Cape Town – Netflix doesn’t want to answer questions over its unpaid licence fee in South Africa already accumulating to R1.59m since the video streaming service rolled out its service in South Africa and across Africa since January 2016.
Netflix owes South Africa’s Film and Publication Board (FPB) hundreds of thousands of rands in outstanding and unpaid licensing fees.
In South Africa, this fee must be paid for online distribution of content and by Netflix for the right to show its collection of content within South Africa. The FPB then classifies the content according to South Africa’s age restriction classification system with localised parental guidance indicators.
According to South African regulations, Netflix is supposed to pay an annual licensing fee of R795 000 per year for this online distribution right. Since Netflix launched in South Africa in January 2016, it already owes the FPB double that amount for 2016 and 2017 – R1.59m.
Netflix also ran afoul of Kenyan authorities where the global subscription video-on-demand (SVOD) streamer didn’t pay the Kenya Film Classification Board (KFCB) last year and also here didn’t make its content collection available so that it could be classified to the East African country’s localised parental guidance standards.
Like South Africa’s FPB, the KFCB has the authority to regulate broadcast and film content in Kenya, including on the internet.
It’s not clear if there are other African countries with localised screening authorities, for instance Nigeria’s National Broadcasting Commission (NBC), that’s also having problems with Netflix not adhering to local video content regulations and applicable fees.
‘Netflix has so far failed to comply’
Sipho Risiba, FPB chief operating officer (COO) told Channel24 that Netflix is distributing its content in South Africa but has so far failed to comply with South Africa’s Film and Publication Act for their video-on-demand service despite several attempts by the FBP to help Netflix to comply.
“Netflix is currently distributing films through their VOD service in the South African market. The FPB Act reuires all distributors of films and games to register as a distributor with the board, pay the prescribed licensing fee and have content classified in terms of the Film and Publication Act and FPB classification guidelines and in this case Netflix is included,” says Risiba.
“The FPB has engaged with Netflix several times to try and asssit them to comply with the Film and Publication Act for their VOD service.
“Unfortunately both parties could not agree to some fundamentalaspects of compliance. We have since sought legal advice on how to resolve the issue”.
While other SVOD services that have sprung up the past two years in South Africa are also not paying their licensing fees, Naspers ShowMax that is Netflix’ biggest rival, told Channel24 in response to a media enquiry last week that it has paid its required fee.
Risiba said that because of confidentiality clauses with distributors he can’t name non-compliant distributors.

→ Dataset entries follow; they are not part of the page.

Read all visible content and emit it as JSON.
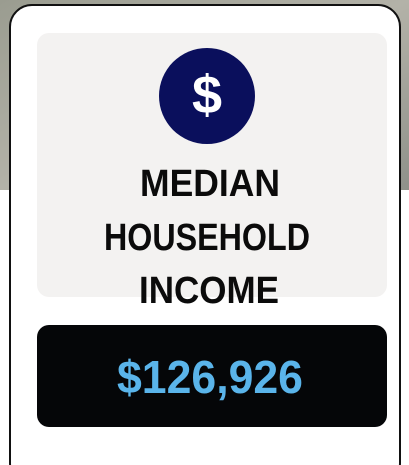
{
  "card": {
    "icon": "$",
    "title_lines": [
      "MEDIAN",
      "HOUSEHOLD",
      "INCOME"
    ],
    "value": "$126,926"
  }
}
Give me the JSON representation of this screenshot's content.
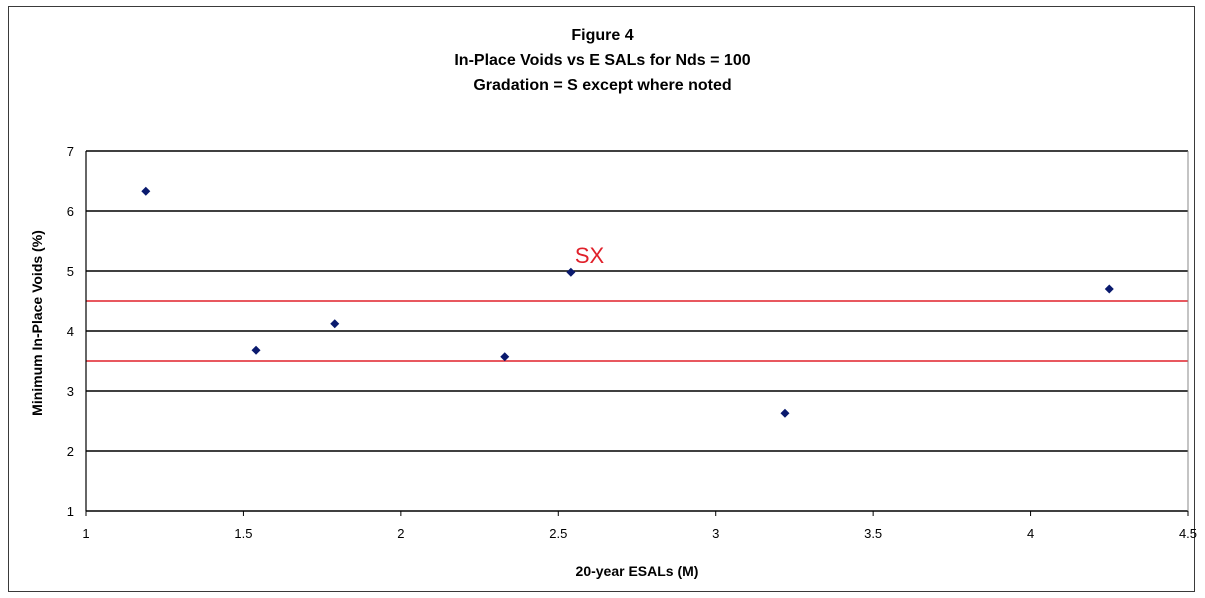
{
  "chart_data": {
    "type": "scatter",
    "title": [
      "Figure 4",
      "In-Place Voids vs E SALs for Nds = 100",
      "Gradation = S except where noted"
    ],
    "xlabel": "20-year ESALs (M)",
    "ylabel": "Minimum In-Place Voids (%)",
    "xlim": [
      1,
      4.5
    ],
    "ylim": [
      1,
      7
    ],
    "xticks": [
      "1",
      "1.5",
      "2",
      "2.5",
      "3",
      "3.5",
      "4",
      "4.5"
    ],
    "yticks": [
      "1",
      "2",
      "3",
      "4",
      "5",
      "6",
      "7"
    ],
    "grid": "horizontal",
    "series": [
      {
        "x": [
          1.19,
          1.54,
          1.79,
          2.33,
          2.54,
          3.22,
          4.25
        ],
        "y": [
          6.33,
          3.68,
          4.12,
          3.57,
          4.98,
          2.63,
          4.7
        ],
        "color": "#0a1a6e"
      }
    ],
    "reference_lines": [
      {
        "y": 4.5,
        "color": "#e0202a"
      },
      {
        "y": 3.5,
        "color": "#e0202a"
      }
    ],
    "annotations": [
      {
        "text": "SX",
        "x": 2.54,
        "y": 4.98,
        "color": "#e0202a"
      }
    ]
  }
}
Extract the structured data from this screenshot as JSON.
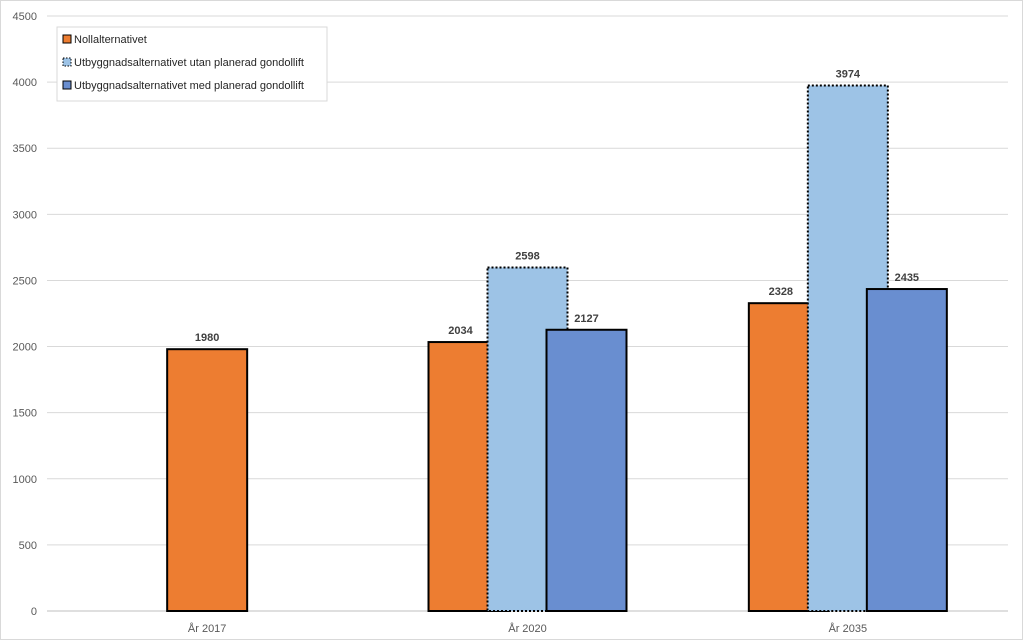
{
  "chart_data": {
    "type": "bar",
    "categories": [
      "År 2017",
      "År 2020",
      "År 2035"
    ],
    "series": [
      {
        "name": "Nollalternativet",
        "values": [
          1980,
          2034,
          2328
        ],
        "color": "#ED7D31",
        "border": "solid"
      },
      {
        "name": "Utbyggnadsalternativet utan planerad gondollift",
        "values": [
          null,
          2598,
          3974
        ],
        "color": "#9DC3E6",
        "border": "dotted"
      },
      {
        "name": "Utbyggnadsalternativet med planerad gondollift",
        "values": [
          null,
          2127,
          2435
        ],
        "color": "#698ED0",
        "border": "solid"
      }
    ],
    "ylim": [
      0,
      4500
    ],
    "yticks": [
      0,
      500,
      1000,
      1500,
      2000,
      2500,
      3000,
      3500,
      4000,
      4500
    ],
    "title": "",
    "xlabel": "",
    "ylabel": "",
    "grid": true,
    "legend_position": "top-left",
    "data_labels": true
  }
}
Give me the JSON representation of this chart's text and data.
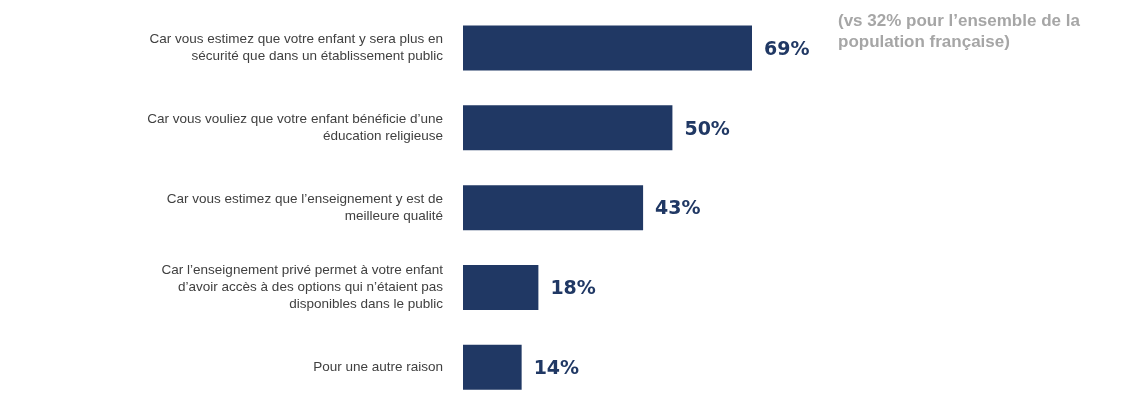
{
  "chart_data": {
    "type": "bar",
    "orientation": "horizontal",
    "categories": [
      "Car vous estimez que votre enfant y sera plus en sécurité que dans un établissement public",
      "Car vous vouliez que votre enfant bénéficie d’une éducation religieuse",
      "Car vous estimez que l’enseignement y est de meilleure qualité",
      "Car l’enseignement privé permet à votre enfant d’avoir accès à des options qui n’étaient pas disponibles dans le public",
      "Pour une autre raison"
    ],
    "values": [
      69,
      50,
      43,
      18,
      14
    ],
    "value_labels": [
      "69%",
      "50%",
      "43%",
      "18%",
      "14%"
    ],
    "color": "#203864",
    "annotations": [
      "(vs 32% pour l’ensemble de la population française)"
    ]
  }
}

“The R795 000 is an annual licensing fee. Currently the distributors have the option of submitting each title for classification prior to distribution, [but] this is not feasible for distributors with a huge catalogue and all VOD distributors that we have engaged with, have agreed to this and most opted for the annual licensing fee,” says Risiba.
“The agreements help us to co-regulate the content with the distributors, while they exercise control of when and what time to make content live with appropriate consumer advisories.”
Netflix: We have nothing to add to the story
Sipho Risiba says the FPB is currently reviewing its tariffs “that will be fair and justifiable for our economy as well as new and small entrants to the market” and that the tariff review was the FPB’s initiative.
“The process is currently on the last phase, we already had round table discussions and interviews with online and physical distributors”.
Netflix was asked last week why it has not paid the FPB licence fee required in South Africa and if it can give background on the matter from its perspective. Netflix wants South African consumers to use its service but didn’t want to answer Channel24’s question.
Netflix was also asked whether it is negotiating with the FPB regarding the issue of a payable, localised licence fee but Netflix declined comment, saying it has nothing to add to the story.
Netflix didn't want to respond when asked if its wants to explain its side of the issue, and if Netflix sees the R750 000 annual fee as a type of extortion.